Abstract
Purpose
Over and above language deficits, persons with aphasia can present with impairments in executive functions, including deficits in cognitive flexibility. Cognitive flexibility constitutes the ability to update behaviour quickly and flexibly in a changing environment. Its deficits can restrict communicative ability, e. g. the ability to change a topic. To date, these deficits have been neglected in aphasia therapy, even though their consideration regarding language treatment may be beneficial for the persons affected. The present study aimed to evaluate whether aphasia therapy including cognitive flexibility leads to more improvement than conventional aphasia therapy.
Method
A pilot group study with ten patients was conducted. The patients received both the novel Cognitive Flexibility in Aphasia Therapy (CFAT) and conventional aphasia therapy in a cross-over design. Each therapy method was delivered for 20 sessions within two weeks. An assessment battery was applied five times, including language skills, communicative ability and verbal/nonverbal cognitive flexibility.
Result
Patients profited from CFAT regarding language skills, communicative ability and verbal cognitive flexibility.
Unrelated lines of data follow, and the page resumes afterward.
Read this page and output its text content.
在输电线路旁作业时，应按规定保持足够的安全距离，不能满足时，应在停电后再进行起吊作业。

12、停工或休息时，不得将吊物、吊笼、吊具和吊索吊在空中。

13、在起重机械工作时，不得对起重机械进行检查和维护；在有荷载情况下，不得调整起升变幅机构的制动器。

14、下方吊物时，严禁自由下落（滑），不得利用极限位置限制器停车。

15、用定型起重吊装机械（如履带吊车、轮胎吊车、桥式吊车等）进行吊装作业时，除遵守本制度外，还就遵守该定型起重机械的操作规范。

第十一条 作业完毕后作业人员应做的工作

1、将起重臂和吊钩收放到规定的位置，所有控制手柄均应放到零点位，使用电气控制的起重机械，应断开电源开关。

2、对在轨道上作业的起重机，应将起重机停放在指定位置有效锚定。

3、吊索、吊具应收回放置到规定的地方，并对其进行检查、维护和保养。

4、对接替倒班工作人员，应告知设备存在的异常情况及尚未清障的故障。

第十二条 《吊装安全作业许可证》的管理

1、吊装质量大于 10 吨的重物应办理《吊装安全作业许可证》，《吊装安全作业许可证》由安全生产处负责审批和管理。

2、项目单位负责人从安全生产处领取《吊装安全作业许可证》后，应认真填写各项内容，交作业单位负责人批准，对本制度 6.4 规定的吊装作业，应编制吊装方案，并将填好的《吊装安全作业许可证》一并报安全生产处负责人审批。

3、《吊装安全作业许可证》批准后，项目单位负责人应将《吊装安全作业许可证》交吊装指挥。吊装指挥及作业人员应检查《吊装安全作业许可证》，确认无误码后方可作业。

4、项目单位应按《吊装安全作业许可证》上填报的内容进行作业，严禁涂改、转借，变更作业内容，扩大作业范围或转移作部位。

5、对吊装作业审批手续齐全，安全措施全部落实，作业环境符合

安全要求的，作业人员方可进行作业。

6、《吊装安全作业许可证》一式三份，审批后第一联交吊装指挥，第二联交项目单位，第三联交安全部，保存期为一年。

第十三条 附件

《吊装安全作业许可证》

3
Furthermore, compared to conventional therapy, CFAT was more effective for verbal cognitive flexibility.
Conclusion
This pilot study indicates that CFAT offers a novel opportunity to directly train cognitive flexibility in communicative settings and complements conventional therapy for optimal patient outcome.
Acknowledgement
The authors thank all cooperating private practices and rehabilitation centres for their support in patient recruitment and all persons who participated in our study. Furthermore, we thank the Neuroscience and Aphasia Research Unit (NARU) group at the University of Manchester for their feedback during a short visit of the first author in Manchester. We also thank the reviewer and the editor for their very helpful comments.
Declaration of interest
The authors report no declarations of interest.